Events for 02/19/2016 from all calendars
Algebra and Combinatorics Seminar
Time: 3:00PM - 4:00PM
Location: BLOC 628
Speaker: Laura Matusevich, Texas A&M University
Title: What is the volume of a lattice polytope?
Abstract: A lattice polytope is the convex hull of finitely many points with integer coordinates. The goal of this survey talk is to give different ways to compute the Euclidean volume of such an object, finishing with an algebraic method that uses Hilbert polynomials.
Linear Analysis Seminar
Time: 4:00PM - 5:00PM
Location: BLOC 220
Speaker: Nico Spronk, University of Waterloo
Title: On similarity for completely bounded representations of Fourier algebras
URL: Event link
Geometry Seminar
Time: 4:00PM - 5:00PM
Location: BLOC 113
Speaker: Igor Zelenko, TAMU
Title: On Reed-Solomon Type Matrix Completion for Constrained Maximal Distance Separable Codes
Abstract: I will discuss the following matrix completion problem taking its origin in coding theory: we want to construct a linear code of dimension $k$ and length $n$ over a sufficiently large field such that in the generator matrix $G$ of this code in some basis each row has zeros in $k-1$ prescribed positions, all maximal minors of the matrix $G$ are not equal to zero (or, equivalently, the minimal Hamming distance of the code is maximal possible), and the code is of the Reed -Solomon type, i.e. each code-word is obtained by the evaluation of some polynomial at the fixed $n$ distinct elements of the field. Our conjecture is that this completion is possible if and only if the prescribed zeros in the generator matrix do not occupy a submatrix of a size $r\times s$ with $r+s=k+1$ (which is an obvious necessary condition for the completion). I will discuss some reformulations of this conjecture in algebra-geometric and graph-theoretic terms and also a surprising determinantal identity for the matrix involving elementary symmetric functions that I obtained in an attempt to prove this conjecture. This project is in collaboration with Alex Sprintson, Muxi Yan (TAMU, Electrical and Computer Engineering), and Hoang Dao (Urbana-Champaign).

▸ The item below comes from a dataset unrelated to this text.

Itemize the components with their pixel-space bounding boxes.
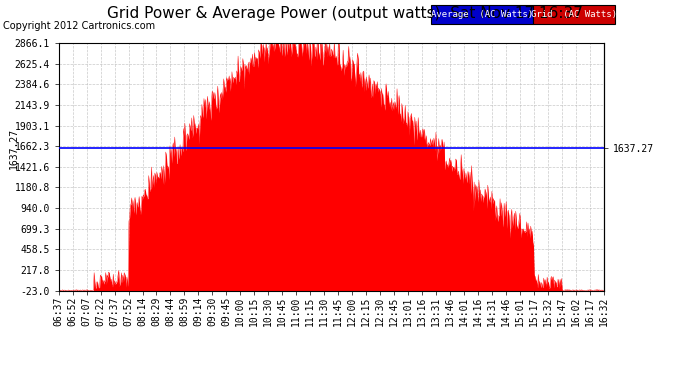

Graduate Student Organization Seminar
Time: 5:00PM - 6:30PM
Location: BLOC 220
Speaker: Roberto Barrera, Texas A&M University
Title: Envy-free division of cakes and necklaces
Abstract: The classical cake-cutting problem of Steinhaus asks how to fairly divide a cake among several players. Our notion of a fair division will be one in which each player believes that their piece of cake is at least as good as any other piece. We will present a solution to the classical cake-cutting problem using an approach by F.W. Simmons and then give two combinatorial analogues of the classical cake-cutting problem. This is joint work with Kathryn Nyman, Amanda Ruiz, Francis Edward Su, and Yan X. Zhang.